The weather had been hot for the last four days. Sun-blistering heat had hit the Midwest without warning, averaging a ruthless 104 degrees Fahrenheit. The neighborhood dogs exiled to the outside lay on the parched grass unmoving, steams of moisture evaporating off their lolling tongues.
Her newly painted home smiles at the passersby, like millions of other suburban homes plastically manufactured. And like them, it has not adapted to the local climate, does not know to capture the winter sun, ignores such natural laws of thermodynamics, and retains all rising heat neatly contained in the upstairs bedrooms. Even with the A/C on full blast, the air on the second floor felt stale, the result of regularly poor design principles established in the American suburbia.
As the news reporter warned, major heat waves were passing throughout the area, such as had not been in years: “Stay in, stay hydrated.” She shrugged, putting away the laundry, “I guess this is global warming.”
It was dusk when lightning struck the first tree in the community, the red-earth tiles of the poor man’s house cushioning the “THUD” of the severed trunk. No one was hurt. Against this dramatic backdrop, the girl’s home boasted a newly installed necklace of crystalline solar garden lights. Pinned regularly against the brick-lined landscape, the rings of light splattered radially outwards. Sparkling against the storm clouds, the house had never looked better.
“…the red-earth tiles of the poor man’s house cushioning the ‘THUD’ of the severed trunk…”
Deep thunder roars just beyond the pine tree in front of the house. Trees all around shake. Half ignoring, half mirroring, the girl shook out her sheets. Outside her window, a solid wall of rain engulfed in a whirlwind bends five trees on her street. The kitchen lights wane; the ceiling fan sputters. Power out.
But no one in the house is worried. Power outages are short, just long enough to light candles but never long enough to burn them out.
Loading another batch of laundry, the girl realizes halfway that the washing machine also uses electricity. Too bad—she will have to wait a few more hours. Electricity is a commodity taken for granted, after all. Meanwhile, the view through the house windows behind her, obscured by the unyielding rain, resurfaces above the torrent every few seconds. Briefly visible through the glass pane, the basketball net flags in the wind. Branches and animals fly past her front door. Screeching.
All artificial humming gone, she feels the solid heat for the first time. The silence of home, helpless and dark before the splintering rage of the storm, closes around her like a glove. She tries but fails to open the window; the rain keeps pouring in, the wind busting the frame against the hinges.
“The silence of home, helpless and dark before the splintering rage of the storm, closes around her like a glove.”
Nearly impossible to breathe in this vacuum, there was no point in doing more chores.
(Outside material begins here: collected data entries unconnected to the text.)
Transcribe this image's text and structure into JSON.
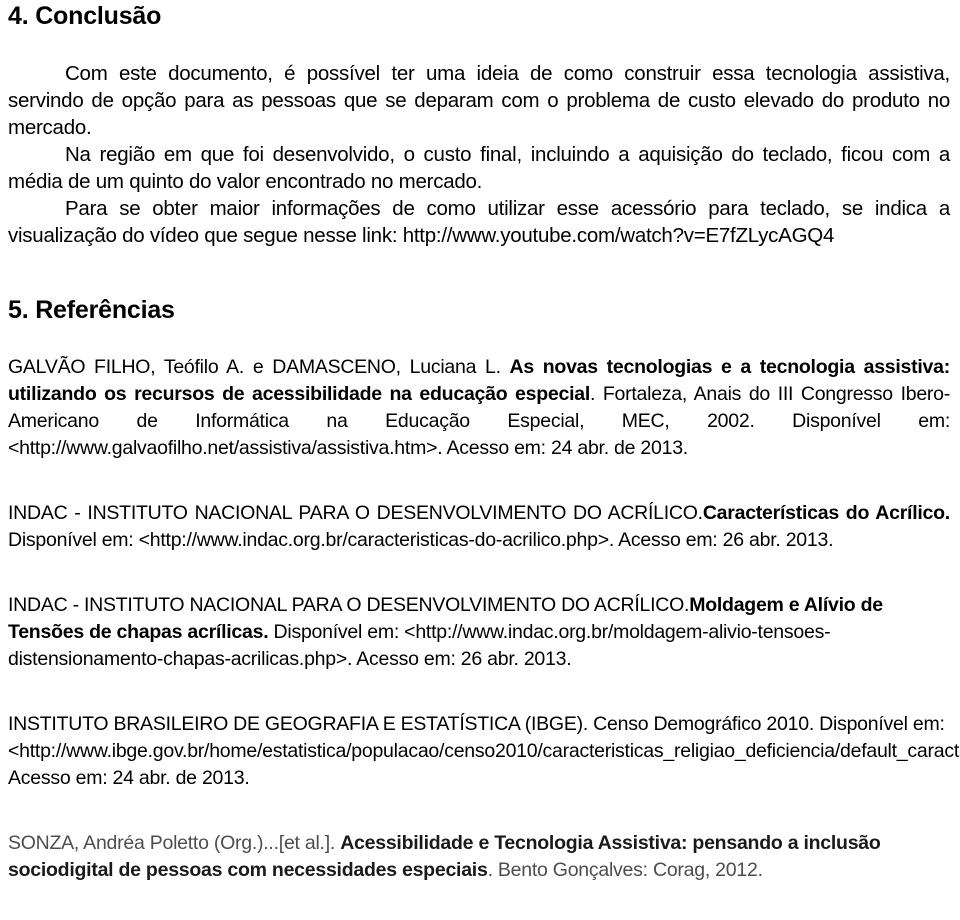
{
  "document": {
    "sections": [
      {
        "id": "conclusao",
        "heading": "4. Conclusão",
        "paragraphs": [
          "Com este documento, é possível ter uma ideia de como construir essa tecnologia assistiva, servindo de opção para as pessoas que se deparam com o problema de custo elevado do produto no mercado.",
          "Na região em que foi desenvolvido, o custo final, incluindo a aquisição do teclado, ficou com a média de um quinto do valor encontrado no mercado.",
          "Para se obter maior informações de como utilizar esse acessório para teclado, se indica a visualização do vídeo que segue nesse link: http://www.youtube.com/watch?v=E7fZLycAGQ4"
        ]
      },
      {
        "id": "referencias",
        "heading": "5. Referências",
        "entries": [
          {
            "id": "galvao-filho",
            "pre_title": "GALVÃO FILHO, Teófilo A. e DAMASCENO, Luciana L. ",
            "title": "As novas tecnologias e a tecnologia assistiva: utilizando os recursos de acessibilidade na educação especial",
            "post_title": ". Fortaleza, Anais do III Congresso Ibero-Americano de Informática na Educação Especial, MEC, 2002. Disponível em: <http://www.galvaofilho.net/assistiva/assistiva.htm>. Acesso em: 24 abr. de 2013."
          },
          {
            "id": "indac-caracteristicas",
            "pre_title": "INDAC - INSTITUTO NACIONAL PARA O DESENVOLVIMENTO DO ACRÍLICO.",
            "title": "Características do Acrílico.",
            "post_title": " Disponível em: <http://www.indac.org.br/caracteristicas-do-acrilico.php>. Acesso em: 26 abr. 2013."
          },
          {
            "id": "indac-moldagem",
            "pre_title": "INDAC - INSTITUTO NACIONAL PARA O DESENVOLVIMENTO DO ACRÍLICO.",
            "title": "Moldagem e Alívio de Tensões de chapas acrílicas.",
            "post_title": " Disponível em: <http://www.indac.org.br/moldagem-alivio-tensoes-distensionamento-chapas-acrilicas.php>. Acesso em: 26 abr. 2013."
          },
          {
            "id": "ibge",
            "pre_title": "INSTITUTO BRASILEIRO DE GEOGRAFIA E ESTATÍSTICA (IBGE). Censo Demográfico 2010. Disponível em:<http://www.ibge.gov.br/home/estatistica/populacao/censo2010/caracteristicas_religiao_deficiencia/default_caracteristicas_religiao_deficiencia.shtm>. Acesso em: 24 abr. de 2013.",
            "title": "",
            "post_title": ""
          },
          {
            "id": "sonza",
            "pre_title": "SONZA, Andréa Poletto (Org.)...[et al.]. ",
            "title": "Acessibilidade e Tecnologia Assistiva: pensando a inclusão sociodigital de pessoas com necessidades especiais",
            "post_title": ". Bento Gonçalves: Corag, 2012."
          }
        ]
      }
    ]
  }
}
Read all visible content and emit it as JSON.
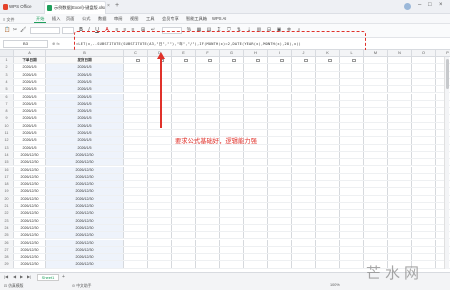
{
  "titlebar": {
    "app_name": "WPS Office",
    "doc_tab": "示例数据(Excel)-键盘版.xlsx",
    "close_glyph": "×",
    "new_tab_glyph": "+",
    "win_min": "–",
    "win_max": "□",
    "win_close": "×"
  },
  "menubar": {
    "left_label": "≡ 文件",
    "items": [
      "开始",
      "插入",
      "页面",
      "公式",
      "数据",
      "审阅",
      "视图",
      "工具",
      "会员专享",
      "智能工具箱",
      "WPS AI"
    ],
    "active_index": 0
  },
  "formula": {
    "cell_ref": "B3",
    "fx_label": "⊕ fx",
    "text": "=LET(x,--SUBSTITUTE(SUBSTITUTE(A3,\"日\",\"\"),\"年\",\"/\"),IF(MONTH(x)=2,DATE(YEAR(x),MONTH(x),28),x))"
  },
  "columns": [
    "A",
    "B",
    "C",
    "D",
    "E",
    "F",
    "G",
    "H",
    "I",
    "J",
    "K",
    "L",
    "M",
    "N",
    "O",
    "P"
  ],
  "table": {
    "header_a": "下单日期",
    "header_b": "发货日期",
    "rows": [
      [
        "2026/1/5",
        "2026/1/5"
      ],
      [
        "2026/1/5",
        "2026/1/5"
      ],
      [
        "2026/1/5",
        "2026/1/5"
      ],
      [
        "2026/1/5",
        "2026/1/5"
      ],
      [
        "2026/1/5",
        "2026/1/5"
      ],
      [
        "2026/1/5",
        "2026/1/5"
      ],
      [
        "2026/1/5",
        "2026/1/5"
      ],
      [
        "2026/1/5",
        "2026/1/5"
      ],
      [
        "2026/1/5",
        "2026/1/5"
      ],
      [
        "2026/1/5",
        "2026/1/5"
      ],
      [
        "2026/1/5",
        "2026/1/5"
      ],
      [
        "2026/1/5",
        "2026/1/5"
      ],
      [
        "2026/12/30",
        "2026/12/30"
      ],
      [
        "2026/12/30",
        "2026/12/30"
      ],
      [
        "2026/12/30",
        "2026/12/30"
      ],
      [
        "2026/12/30",
        "2026/12/30"
      ],
      [
        "2026/12/30",
        "2026/12/30"
      ],
      [
        "2026/12/30",
        "2026/12/30"
      ],
      [
        "2026/12/30",
        "2026/12/30"
      ],
      [
        "2026/12/30",
        "2026/12/30"
      ],
      [
        "2026/12/30",
        "2026/12/30"
      ],
      [
        "2026/12/30",
        "2026/12/30"
      ],
      [
        "2026/12/30",
        "2026/12/30"
      ],
      [
        "2026/12/30",
        "2026/12/30"
      ],
      [
        "2026/12/30",
        "2026/12/30"
      ],
      [
        "2026/12/30",
        "2026/12/30"
      ],
      [
        "2026/12/30",
        "2026/12/30"
      ],
      [
        "2026/12/30",
        "2026/12/30"
      ]
    ]
  },
  "annotation": "要求公式基础好，逻辑能力强",
  "bottom": {
    "sheet_tab": "Sheet1",
    "add_sheet": "+",
    "status_left": "⊡ 仿真模版",
    "status_mid": "⊙ 中文助手",
    "zoom": "100%"
  },
  "watermark": "芒水网",
  "colors": {
    "accent": "#1e9f5b",
    "annotation_red": "#e0312a"
  }
}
She spent the rest of the storm silent in her chair, shocked into stupidity and ennui.
When the storm went on to decimate other regions, she finally opens the door. A gust of cool wind flowed in through her driveway. She glances slowly around. A new calm pierced the street; a more open sky had been created. All this made possible by the felling of that pine tree in front of the house in the storm.
Birds were already chirping. With one glance, she observes the five roofs damaged down her neighborhood street. Another reveals her neighbor’s prized Japanese maple cracked in half. The alleyway of houses concentrated the gust of wind aimed directly at her home. And then, with new forensic clarity as she swept away the branches in her driveway, the girl realizes that the large pine tree had taken the brunt of the wind tunnel instead of her house.
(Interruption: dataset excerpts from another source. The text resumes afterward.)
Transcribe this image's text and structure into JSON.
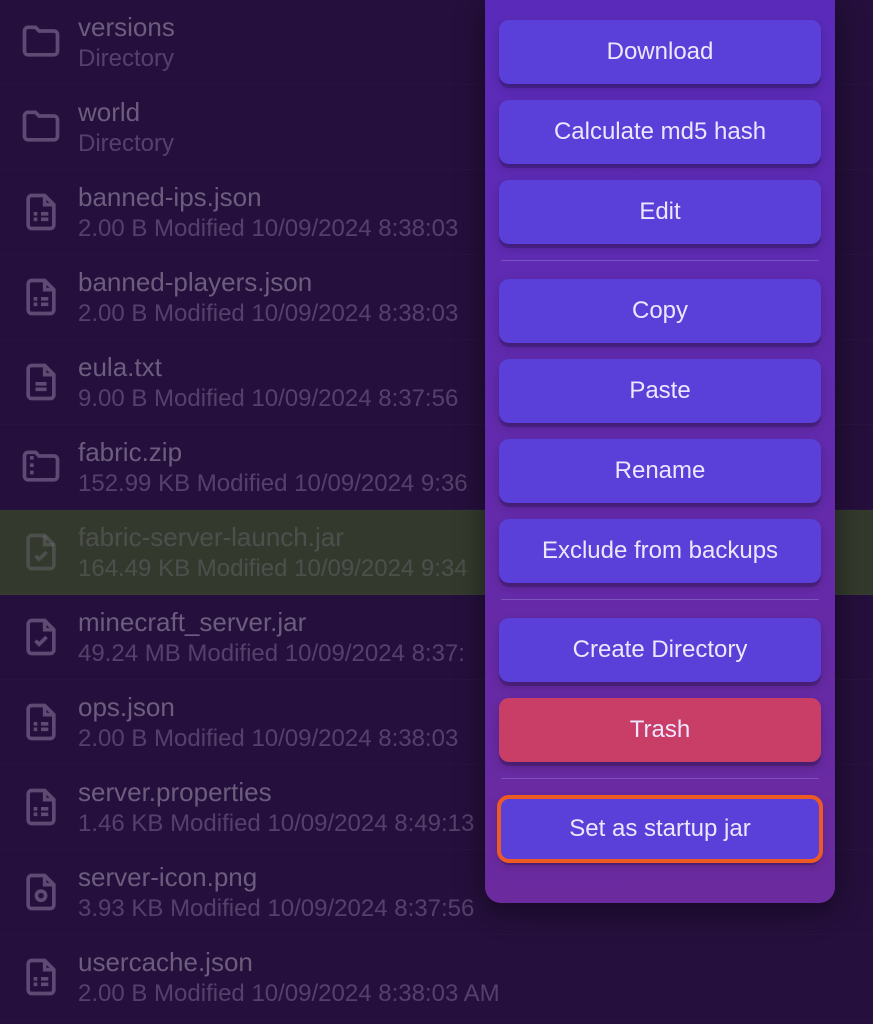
{
  "files": [
    {
      "name": "versions",
      "meta": "Directory",
      "icon": "folder"
    },
    {
      "name": "world",
      "meta": "Directory",
      "icon": "folder"
    },
    {
      "name": "banned-ips.json",
      "meta": "2.00 B Modified 10/09/2024 8:38:03",
      "icon": "file-config"
    },
    {
      "name": "banned-players.json",
      "meta": "2.00 B Modified 10/09/2024 8:38:03",
      "icon": "file-config"
    },
    {
      "name": "eula.txt",
      "meta": "9.00 B Modified 10/09/2024 8:37:56",
      "icon": "file-text"
    },
    {
      "name": "fabric.zip",
      "meta": "152.99 KB Modified 10/09/2024 9:36",
      "icon": "file-zip"
    },
    {
      "name": "fabric-server-launch.jar",
      "meta": "164.49 KB Modified 10/09/2024 9:34",
      "icon": "file-exec",
      "selected": true
    },
    {
      "name": "minecraft_server.jar",
      "meta": "49.24 MB Modified 10/09/2024 8:37:",
      "icon": "file-exec"
    },
    {
      "name": "ops.json",
      "meta": "2.00 B Modified 10/09/2024 8:38:03",
      "icon": "file-config"
    },
    {
      "name": "server.properties",
      "meta": "1.46 KB Modified 10/09/2024 8:49:13",
      "icon": "file-config"
    },
    {
      "name": "server-icon.png",
      "meta": "3.93 KB Modified 10/09/2024 8:37:56",
      "icon": "file-image"
    },
    {
      "name": "usercache.json",
      "meta": "2.00 B Modified 10/09/2024 8:38:03 AM",
      "icon": "file-config"
    }
  ],
  "menu": {
    "download": "Download",
    "md5": "Calculate md5 hash",
    "edit": "Edit",
    "copy": "Copy",
    "paste": "Paste",
    "rename": "Rename",
    "exclude": "Exclude from backups",
    "create_dir": "Create Directory",
    "trash": "Trash",
    "set_startup": "Set as startup jar"
  },
  "colors": {
    "button": "#5a40d8",
    "danger": "#c83e66",
    "highlight": "#ee5a24",
    "selected_row": "#5a7a3a"
  }
}
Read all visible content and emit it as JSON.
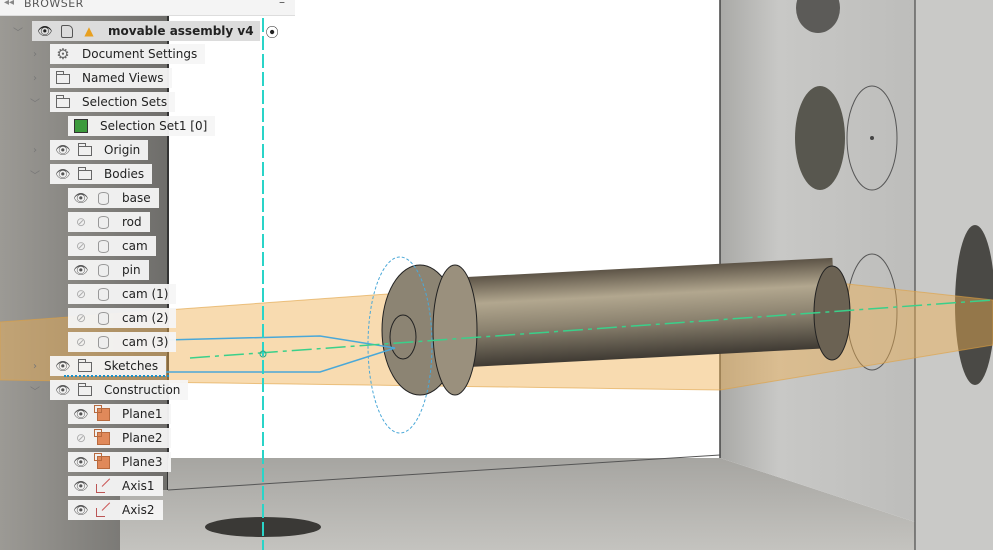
{
  "browser": {
    "title": "BROWSER",
    "collapse_icon": "double-chevron-left",
    "minimize_label": "–",
    "root": {
      "label": "movable assembly v4",
      "warning": true
    },
    "items": [
      {
        "label": "Document Settings",
        "level": 1,
        "chevron": "collapsed",
        "icon": "gear-icon",
        "eye": null
      },
      {
        "label": "Named Views",
        "level": 1,
        "chevron": "collapsed",
        "icon": "folder-icon",
        "eye": null
      },
      {
        "label": "Selection Sets",
        "level": 1,
        "chevron": "expanded",
        "icon": "folder-icon",
        "eye": null
      },
      {
        "label": "Selection Set1 [0]",
        "level": 2,
        "chevron": null,
        "icon": "selection-set-icon",
        "eye": null
      },
      {
        "label": "Origin",
        "level": 1,
        "chevron": "collapsed",
        "icon": "folder-icon",
        "eye": "visible"
      },
      {
        "label": "Bodies",
        "level": 1,
        "chevron": "expanded",
        "icon": "folder-icon",
        "eye": "visible"
      },
      {
        "label": "base",
        "level": 2,
        "chevron": null,
        "icon": "body-icon",
        "eye": "visible"
      },
      {
        "label": "rod",
        "level": 2,
        "chevron": null,
        "icon": "body-icon",
        "eye": "hidden"
      },
      {
        "label": "cam",
        "level": 2,
        "chevron": null,
        "icon": "body-icon",
        "eye": "hidden"
      },
      {
        "label": "pin",
        "level": 2,
        "chevron": null,
        "icon": "body-icon",
        "eye": "visible"
      },
      {
        "label": "cam (1)",
        "level": 2,
        "chevron": null,
        "icon": "body-icon",
        "eye": "hidden"
      },
      {
        "label": "cam (2)",
        "level": 2,
        "chevron": null,
        "icon": "body-icon",
        "eye": "hidden"
      },
      {
        "label": "cam (3)",
        "level": 2,
        "chevron": null,
        "icon": "body-icon",
        "eye": "hidden"
      },
      {
        "label": "Sketches",
        "level": 1,
        "chevron": "collapsed",
        "icon": "folder-icon",
        "eye": "visible"
      },
      {
        "label": "Construction",
        "level": 1,
        "chevron": "expanded",
        "icon": "folder-icon",
        "eye": "visible"
      },
      {
        "label": "Plane1",
        "level": 2,
        "chevron": null,
        "icon": "plane-icon",
        "eye": "visible"
      },
      {
        "label": "Plane2",
        "level": 2,
        "chevron": null,
        "icon": "plane-icon",
        "eye": "hidden"
      },
      {
        "label": "Plane3",
        "level": 2,
        "chevron": null,
        "icon": "plane-icon",
        "eye": "visible"
      },
      {
        "label": "Axis1",
        "level": 2,
        "chevron": null,
        "icon": "axis-icon",
        "eye": "visible"
      },
      {
        "label": "Axis2",
        "level": 2,
        "chevron": null,
        "icon": "axis-icon",
        "eye": "visible"
      }
    ]
  },
  "colors": {
    "axis": "#2ad4c8",
    "plane": "#f0b050",
    "sketch": "#4aa8d8"
  }
}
“The alleyway of houses concentrated the gust of wind aimed directly at her home.”
As the sun set behind a stormy curtain, flickers of light appeared inside the house. They had found the flashlights and the candles and the oil burners. Laughter bubbled from the living room, shadows relegated to the back wall. No television for the evening meant more time looking at each other, more time hearing the voice of each person, and more time understanding their existences. She took out board games for the evening, a triangular prism of painted aluminum and rattling cardboard boxes. They read the instructions by candlelight, and then, throwing them aside, took out the pieces from the plastic bags, rolled the dice, and moved the pieces for the first time that night.
They all could already see the night as if in memory, slightly hazy but somehow sharper, too. Without power, they suddenly saw each other. There are blurry pictures on her digital camera of victors and losers, cards, and melted candles.